Бедняга Томми, каким он был благородным, хорошим и верным, когда приплыл в гавань Фоуи в поисках девушки, написавшей его любимую книгу «Дух любви», не зная о той паутине лжи, что она сплела вокруг себя. Он послал ей записку, в которой сообщил, что знает ее кузенов по Итону, и спросил, не хочет ли она совершить с ним прогулку на его лодке. Она согласилась, и они провели целый день в море, прекрасный, яркий апрельский день, когда брызги от волн летели на них, а все нечистые мысли о Джеффри и Джеральде выдул из головы холодный ветер. Впрочем, он стих, когда солнце начало заходить в тот вечер, и они наблюдали, как небо бледнело, становясь розовым, а затем жемчужно-серым, а море успокоилось, приобретя небесный цвет, и Дафна вдруг почувствовала, что ее переполняет буйная радость: она ощутила, что рядом с этим человеком любые мечты могут стать явью.

В последующие недели он часто возвращался, чтобы навестить ее в Фоуи, где она оставалась одна в Феррисайде. То было восхитительное ухаживание: казалось, все было залито солнцем, когда они встречались, — шли по тропинке от Боддиника к Понту, потом по шаткому пешеходному мостику, где сужался ручей и лебеди плавно скользили к своим гнездам.
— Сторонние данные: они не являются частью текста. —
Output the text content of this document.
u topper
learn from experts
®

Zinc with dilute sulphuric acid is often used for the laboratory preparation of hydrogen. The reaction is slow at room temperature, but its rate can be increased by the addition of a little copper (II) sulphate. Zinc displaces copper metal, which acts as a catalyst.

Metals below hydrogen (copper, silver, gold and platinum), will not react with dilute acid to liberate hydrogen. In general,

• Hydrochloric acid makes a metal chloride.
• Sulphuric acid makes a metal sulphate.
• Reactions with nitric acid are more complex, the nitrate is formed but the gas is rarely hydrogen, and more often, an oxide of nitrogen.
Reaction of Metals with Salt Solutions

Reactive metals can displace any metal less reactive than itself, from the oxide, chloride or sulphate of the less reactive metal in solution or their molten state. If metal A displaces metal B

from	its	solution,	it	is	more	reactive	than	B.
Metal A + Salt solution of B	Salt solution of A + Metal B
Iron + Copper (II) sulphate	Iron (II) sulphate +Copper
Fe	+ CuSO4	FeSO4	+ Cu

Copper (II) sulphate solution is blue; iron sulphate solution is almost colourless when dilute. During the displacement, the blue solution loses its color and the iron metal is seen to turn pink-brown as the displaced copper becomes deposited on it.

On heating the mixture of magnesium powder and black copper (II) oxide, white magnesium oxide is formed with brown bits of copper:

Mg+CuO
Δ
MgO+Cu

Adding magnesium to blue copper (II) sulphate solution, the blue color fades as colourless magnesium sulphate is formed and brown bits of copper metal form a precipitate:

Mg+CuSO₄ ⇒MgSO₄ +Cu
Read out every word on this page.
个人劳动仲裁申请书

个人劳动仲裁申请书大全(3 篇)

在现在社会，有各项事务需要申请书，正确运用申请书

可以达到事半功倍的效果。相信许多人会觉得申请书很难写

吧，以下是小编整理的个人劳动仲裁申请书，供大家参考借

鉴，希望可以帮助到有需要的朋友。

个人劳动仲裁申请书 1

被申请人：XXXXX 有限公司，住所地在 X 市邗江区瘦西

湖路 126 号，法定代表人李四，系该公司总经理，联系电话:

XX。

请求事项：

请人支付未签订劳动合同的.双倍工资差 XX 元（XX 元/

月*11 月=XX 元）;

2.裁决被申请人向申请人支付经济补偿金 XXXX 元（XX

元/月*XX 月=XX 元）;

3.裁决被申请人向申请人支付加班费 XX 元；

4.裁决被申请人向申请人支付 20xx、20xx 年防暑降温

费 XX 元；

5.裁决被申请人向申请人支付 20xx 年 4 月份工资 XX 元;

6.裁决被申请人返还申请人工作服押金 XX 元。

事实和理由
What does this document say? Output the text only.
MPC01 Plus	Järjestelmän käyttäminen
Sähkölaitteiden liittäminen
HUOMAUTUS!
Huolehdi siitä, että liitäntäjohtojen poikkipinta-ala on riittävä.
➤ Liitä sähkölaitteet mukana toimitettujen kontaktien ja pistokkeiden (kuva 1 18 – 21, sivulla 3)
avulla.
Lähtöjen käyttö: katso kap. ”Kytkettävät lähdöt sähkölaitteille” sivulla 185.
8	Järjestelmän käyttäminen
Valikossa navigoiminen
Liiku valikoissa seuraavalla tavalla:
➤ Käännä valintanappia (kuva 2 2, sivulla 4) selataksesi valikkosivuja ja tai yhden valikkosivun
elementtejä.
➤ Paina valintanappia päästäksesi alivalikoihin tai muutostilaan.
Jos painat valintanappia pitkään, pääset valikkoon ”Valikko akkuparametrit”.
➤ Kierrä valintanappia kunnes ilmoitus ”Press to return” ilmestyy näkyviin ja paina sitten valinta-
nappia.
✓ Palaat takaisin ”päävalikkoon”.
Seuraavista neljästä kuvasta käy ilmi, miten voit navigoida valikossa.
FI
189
— Давай пойдем дальше, — сказала Дафна.

Ей хотелось продолжить прогулку с ним, и они пошли лесом к Полруану, останавливаясь по пути в ее любимых местах, откуда открывался вид на серебристую воду гавани.

— Красивее этого нет ничего на свете, — говорила она ему.

— Да, пейзажи немногим уступают тебе в красоте, — соглашался он.

Влюбившись в нее, Томми одновременно влюбился и в Фоуи, и она за это любила его еще больше. Дафна сказала ему, что, когда в первый раз приехала сюда, увидев Феррисайд и морской рукав вдали, вспомнила строчку из забытой книги, где возлюбленная, едва познакомившись со своим избранником, решает: «Я для него, и он для меня». Она встретилась глазами с Томми, когда произнесла эти слова, стоя над Фоуи, у замка Святой Катерины, и он повторил их, крепко сжимая ее руки.

Томми, бывало, ехал всю ночь, чтобы быть с ней, лишь только появлялась возможность оставить свой полк. В утро ее двадцать пятой годовщины в мае он привез ей охапку роз и бутылку шампанского, которую они выпили вдвоем в саду Феррисайда, наблюдая за выходящими в море из гавани Фоуи большими кораблями на буксире у лоцманских суденышек и покачивающимися на волнах в их кильватере яликами и деревянными яхтами. Они облазили весь маленький городок, вдыхая запахи смолы, канатов, приливной воды, и, следуя вдоль береговой линии мимо мыса Святой Катерины, вышли к Кумбу, где был скрытый от посторонних глаз участок берега — бухта контрабандистов и окружающие ее утесы, покрытые зарослями поповника и морского лихниса, цветущими примулами, каким-то образом зацепившимися за расщелины в скалах. Чибисы камнем падали вниз, к краю воды. В конце концов она привела его в свое потайное место, дальше к западу, если идти вдоль отвесной скалы, тянущейся от Кумба к побережью Полридмаута, а потом перелезть через ограду одиноко стоящего дома и подняться по узкой тропинке, ведущей через лес к Менабилли. Среди мха и папоротника-орляка повсюду росла дымно пахнущая пролеска, голубизной своей соперничающая с небом. Когда они дошли до покинутого дома, она взяла Томми за руку и подвела к окну, где сквозь рваные занавески была видна запущенная комната с темными, обшитыми панелями стенами и большим камином. Забытый штопор лежал на дубовом буфете, серьезные лица смотрели с семейных портретов сквозь покров паутины и потрескавшегося лака.

— Когда-нибудь я буду жить здесь, — сказала она Томми.

— И я буду жить здесь вместе с тобой, — отозвался он, увлекая ее вниз в густую траву.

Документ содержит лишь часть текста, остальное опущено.